Le mécontentement qui s’est exprimé lors de ces deux journées précédentes entre autres a donc amené Hirsch à envoyer aux représentants syndicaux le 2 juin une déclaration accompagnée d’un nouveau texte à négocier. En réponse aux manifestants qui criaient « Le plan Hirsch à la poubelle », ce dernier a déclaré que son projet, celui remis le 23 avril et qu’il entendait appliquer accord ou pas, n’avait plus d’existence.
Pour arrondir les angles, Hirsch utilise un langage consensuel. Il n’y a donc plus de sa part la volonté de passer en force sans l’accord des syndicats avec comme date butoir le 18 juin. L’accord de 2002 organisant la mise en place des 35 heures et l’organisation du travail, avec les 20 et jusqu’à 26 jours de récupération, est donc, selon les nouvelles déclarations de Hirsch, toujours valide. Il se proposerait seulement de l’amender. De plus, il renonce à généraliser la journée de 7 heures. Mais quand il s’engage à garantir à tous au moins 15 jours de RTT, cela veut dire qu’il se prépare à reprendre les autres jours existants.
…mais pas sur le fond
Car, après ce « je vous ai compris », Hirsch précise ses objectifs. Aussi il propose dans une annexe au texte de supprimer tous les horaires de travail existants, de 7 h 50 ou 7 h 36, pour les ramener à 7 h 30, ce qui ferait perdre à chacune des catégories concernées entre 3 et 7 jours de RTT sur l’année.
Mais les attaques envisagées ne s’arrêtent pas là. Certes, Hirsch ne remet plus en cause la demi-heure de repas des personnels soignants comptée comme temps de travail, mais c’est pour affirmer sa volonté de s’attaquer à celle de tous les autres, administratifs, ouvriers, etc., en essayant ainsi de créer une division entre les différentes catégories de salariés.
Enfin Hirsch voudrait mettre en route dès maintenant les nouveaux horaires dans un certain nombre d’hôpitaux « à titre expérimental », pour en tirer le bilan de « façon consensuelle » à l’automne prochain, déclare-t-il.
Et surtout le fond demeure.

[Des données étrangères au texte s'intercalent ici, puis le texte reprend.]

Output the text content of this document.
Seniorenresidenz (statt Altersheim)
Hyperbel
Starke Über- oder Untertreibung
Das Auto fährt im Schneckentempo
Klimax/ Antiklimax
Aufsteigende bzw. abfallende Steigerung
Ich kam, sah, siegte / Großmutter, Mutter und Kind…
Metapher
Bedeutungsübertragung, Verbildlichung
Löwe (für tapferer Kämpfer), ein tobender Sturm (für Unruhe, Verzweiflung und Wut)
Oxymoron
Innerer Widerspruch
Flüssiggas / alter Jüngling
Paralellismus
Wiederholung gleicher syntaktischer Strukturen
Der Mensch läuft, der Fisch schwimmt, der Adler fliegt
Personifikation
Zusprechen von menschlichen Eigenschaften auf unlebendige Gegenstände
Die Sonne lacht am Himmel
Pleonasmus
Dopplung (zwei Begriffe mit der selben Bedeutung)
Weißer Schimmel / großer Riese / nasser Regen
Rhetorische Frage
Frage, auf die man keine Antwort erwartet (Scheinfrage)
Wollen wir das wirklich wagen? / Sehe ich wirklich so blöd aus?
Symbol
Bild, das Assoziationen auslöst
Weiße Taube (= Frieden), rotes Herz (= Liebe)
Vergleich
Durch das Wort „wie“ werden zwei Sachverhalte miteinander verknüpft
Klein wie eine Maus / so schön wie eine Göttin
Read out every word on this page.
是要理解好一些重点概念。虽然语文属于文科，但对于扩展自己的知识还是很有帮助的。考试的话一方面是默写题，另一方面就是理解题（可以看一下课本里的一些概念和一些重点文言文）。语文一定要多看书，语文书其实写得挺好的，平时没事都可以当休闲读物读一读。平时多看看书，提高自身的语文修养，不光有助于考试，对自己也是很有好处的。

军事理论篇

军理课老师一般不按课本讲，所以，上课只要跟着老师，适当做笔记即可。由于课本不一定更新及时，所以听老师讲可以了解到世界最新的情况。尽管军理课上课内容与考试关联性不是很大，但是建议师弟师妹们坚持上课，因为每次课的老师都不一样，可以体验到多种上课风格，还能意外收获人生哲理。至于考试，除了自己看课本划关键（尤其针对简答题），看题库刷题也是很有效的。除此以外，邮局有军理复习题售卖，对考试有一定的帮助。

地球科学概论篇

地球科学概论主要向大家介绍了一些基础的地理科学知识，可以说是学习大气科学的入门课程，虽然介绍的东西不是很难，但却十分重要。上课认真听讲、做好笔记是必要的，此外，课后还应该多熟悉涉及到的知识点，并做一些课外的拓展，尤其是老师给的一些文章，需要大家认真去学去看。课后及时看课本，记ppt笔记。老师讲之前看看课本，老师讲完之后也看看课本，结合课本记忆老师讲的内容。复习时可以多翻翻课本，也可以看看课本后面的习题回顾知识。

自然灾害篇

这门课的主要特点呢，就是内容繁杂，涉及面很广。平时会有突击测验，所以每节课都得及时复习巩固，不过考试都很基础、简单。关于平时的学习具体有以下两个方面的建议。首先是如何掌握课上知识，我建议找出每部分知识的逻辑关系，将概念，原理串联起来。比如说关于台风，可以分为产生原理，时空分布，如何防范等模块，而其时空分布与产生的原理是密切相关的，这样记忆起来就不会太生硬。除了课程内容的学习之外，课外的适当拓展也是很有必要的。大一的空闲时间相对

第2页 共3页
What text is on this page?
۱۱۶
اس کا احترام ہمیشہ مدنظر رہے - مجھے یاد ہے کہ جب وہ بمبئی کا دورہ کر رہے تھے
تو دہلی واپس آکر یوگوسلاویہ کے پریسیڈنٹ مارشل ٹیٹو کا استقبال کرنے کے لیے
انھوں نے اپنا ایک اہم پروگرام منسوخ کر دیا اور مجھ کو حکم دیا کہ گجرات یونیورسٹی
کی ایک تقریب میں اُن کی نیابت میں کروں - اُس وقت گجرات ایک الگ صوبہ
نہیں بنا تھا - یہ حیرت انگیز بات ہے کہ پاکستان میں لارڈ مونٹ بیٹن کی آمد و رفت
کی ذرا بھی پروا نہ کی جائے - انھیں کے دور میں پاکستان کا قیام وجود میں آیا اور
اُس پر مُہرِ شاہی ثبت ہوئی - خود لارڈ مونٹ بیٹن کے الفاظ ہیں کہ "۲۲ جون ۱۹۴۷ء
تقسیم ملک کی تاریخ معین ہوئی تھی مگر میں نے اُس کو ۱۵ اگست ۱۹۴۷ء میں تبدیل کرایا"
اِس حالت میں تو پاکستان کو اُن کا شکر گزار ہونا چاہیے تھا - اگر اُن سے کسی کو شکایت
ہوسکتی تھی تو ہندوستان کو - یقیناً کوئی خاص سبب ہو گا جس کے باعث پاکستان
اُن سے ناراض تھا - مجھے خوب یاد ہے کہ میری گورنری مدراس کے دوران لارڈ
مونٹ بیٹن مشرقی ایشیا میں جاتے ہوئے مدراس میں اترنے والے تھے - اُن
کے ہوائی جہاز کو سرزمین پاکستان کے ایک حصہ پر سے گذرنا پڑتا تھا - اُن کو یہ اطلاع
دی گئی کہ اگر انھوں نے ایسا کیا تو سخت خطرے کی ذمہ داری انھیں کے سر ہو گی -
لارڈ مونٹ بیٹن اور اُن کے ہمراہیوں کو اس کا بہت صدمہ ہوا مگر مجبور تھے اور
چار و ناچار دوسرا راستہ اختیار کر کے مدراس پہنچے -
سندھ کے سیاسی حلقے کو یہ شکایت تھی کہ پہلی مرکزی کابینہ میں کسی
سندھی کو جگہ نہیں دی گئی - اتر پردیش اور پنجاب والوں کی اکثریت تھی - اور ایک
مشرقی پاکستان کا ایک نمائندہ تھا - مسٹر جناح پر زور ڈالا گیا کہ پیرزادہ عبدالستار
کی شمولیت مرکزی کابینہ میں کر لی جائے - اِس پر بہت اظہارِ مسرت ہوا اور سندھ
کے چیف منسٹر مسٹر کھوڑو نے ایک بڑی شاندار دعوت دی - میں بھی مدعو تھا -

Il s’agit de flexibilité et d’annualisation, comme c’était prévu dès le départ par le grand patronat dans la loi Aubry sur les 35 heures, transposée dans sa version hospitalière de 2002.
La réaction du personnel et l’attitude des directions syndicales
Face à cette grave offensive, les directions syndicales qui n’avaient guère montré d’enthousiasme à appeler à la première journée de grève du 21 mai ni à celle du 28 mai, décidée suite à une certaine pression de leur base, ont gardé comme horizon les négociations. Cependant, à la veille de la troisième journée appelée pour le 11 juin, la revendication de retrait total du plan Hirsch « ni amendable, ni négociable » tient toujours à cœur aux travailleurs mobilisés. En effet, ce plan n’est que la dernière des multiples versions destinées à camoufler le véritable problème des hôpitaux : le manque de personnel. Non, répondent les salariés, il ne s’agit pas d’un problème d’organisation du travail mais d’embauches !
Les salariés ne peuvent compter que sur leur détermination pour faire remballer son nouveau projet à Hirsch. Le ras-le-bol des sacrifices, de la détérioration insupportable de leurs conditions de travail, des restrictions permanentes dans tous les domaines, de la fatigue qui s’accumule, du dégoût qui peut naître sur la façon dont on prodigue les soins, tout encourage à se faire entendre davantage. Des premiers reculs ont été obtenus avec seulement deux jours de grève et manifestation, cela devrait encourager à maintenir voire augmenter la mobilisation. C’est ce qu’on peut espérer de mieux, pour les salariés de l’AP-HP et pour ceux des autres hôpitaux du pays tout autant attaqués.